Thursday, August 27, 2015

Republicans Can't Win With White Voters Alone

An influential set of conservatives argues changing demographics won't doom the GOP, but the smart money -- and the math -- are not on their side.

Via The Atlantic:

Infographic
The key question facing the GOP is whether Obama's 2012 performance represents a structural Democratic decline among whites that could deepen even further in the years ahead -- or a floor from which the next Democratic nominee is likely to improve.
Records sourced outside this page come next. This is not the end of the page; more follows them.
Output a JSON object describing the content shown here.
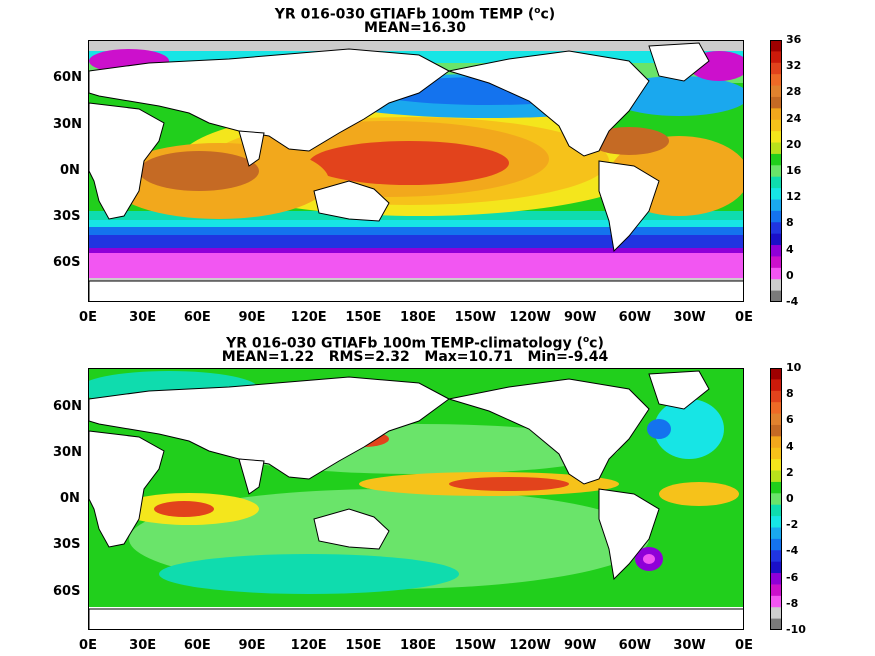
{
  "panels": [
    {
      "title": "YR 016-030 GTIAFb 100m TEMP",
      "unit_open": " (",
      "unit_sup": "o",
      "unit_close": "c)",
      "stats": "MEAN=16.30",
      "lat_ticks": [
        "60N",
        "30N",
        "0N",
        "30S",
        "60S"
      ],
      "lon_ticks": [
        "0E",
        "30E",
        "60E",
        "90E",
        "120E",
        "150E",
        "180E",
        "150W",
        "120W",
        "90W",
        "60W",
        "30W",
        "0E"
      ],
      "colorbar_ticks": [
        "36",
        "32",
        "28",
        "24",
        "20",
        "16",
        "12",
        "8",
        "4",
        "0",
        "-4"
      ],
      "colorbar_range": [
        -4,
        36
      ]
    },
    {
      "title": "YR 016-030 GTIAFb 100m TEMP-climatology",
      "unit_open": " (",
      "unit_sup": "o",
      "unit_close": "c)",
      "stats": "MEAN=1.22   RMS=2.32   Max=10.71   Min=-9.44",
      "lat_ticks": [
        "60N",
        "30N",
        "0N",
        "30S",
        "60S"
      ],
      "lon_ticks": [
        "0E",
        "30E",
        "60E",
        "90E",
        "120E",
        "150E",
        "180E",
        "150W",
        "120W",
        "90W",
        "60W",
        "30W",
        "0E"
      ],
      "colorbar_ticks": [
        "10",
        "8",
        "6",
        "4",
        "2",
        "0",
        "-2",
        "-4",
        "-6",
        "-8",
        "-10"
      ],
      "colorbar_range": [
        -10,
        10
      ]
    }
  ],
  "colors": {
    "colorbar_top_to_bottom": [
      "#9e0000",
      "#cc1a0a",
      "#e2431c",
      "#ee6a26",
      "#e1822e",
      "#c56a24",
      "#f2a81c",
      "#f6c21a",
      "#f4e61c",
      "#b8e11c",
      "#21cf1c",
      "#6ae46a",
      "#0fdcae",
      "#17e5e5",
      "#1aa8ee",
      "#1473ee",
      "#2035e0",
      "#1a10c8",
      "#8f00d8",
      "#cc10cc",
      "#f256f2",
      "#cdcdcd",
      "#7a7a7a"
    ],
    "land": "#ffffff",
    "missing": "#cccccc"
  }
}
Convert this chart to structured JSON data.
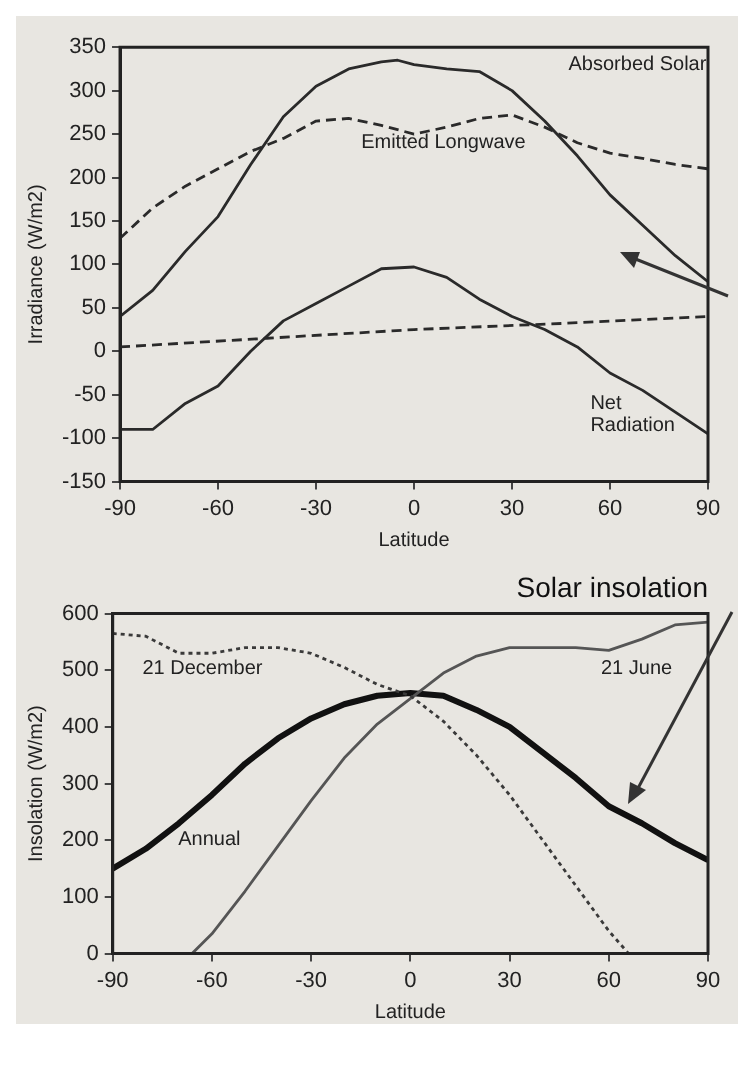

In recent months, a chorus of conservative analysts has bet on the first option. They insist that Republicans, by improving both turnout and already-gaping margins among whites, can recapture the White House in 2016 without reformulating their agenda to attract more minority voters -- most prominently by passing immigration-reform legislation that includes a pathway to citizenship for those here illegally. On the other side is an array of Republican strategists who view minority outreach and immigration reform as critical to restoring the party's competitiveness -- and consider it suicidal for the GOP to bet its future on the prospect that it can squeeze even larger advantages out of the diminishing pool of white voters. Karl Rove, the chief strategist for George W. Bush's two presidential victories, has noted that relying entirely on whites would soon require Republicans to regularly match the towering advantage Reagan recorded among them when he lost only a single state in his 1984 reelection. "It's unreasonable to expect Republicans to routinely pull numbers that last occurred in a 49-state sweep," Rove said at the Aspen Ideas Festival this summer.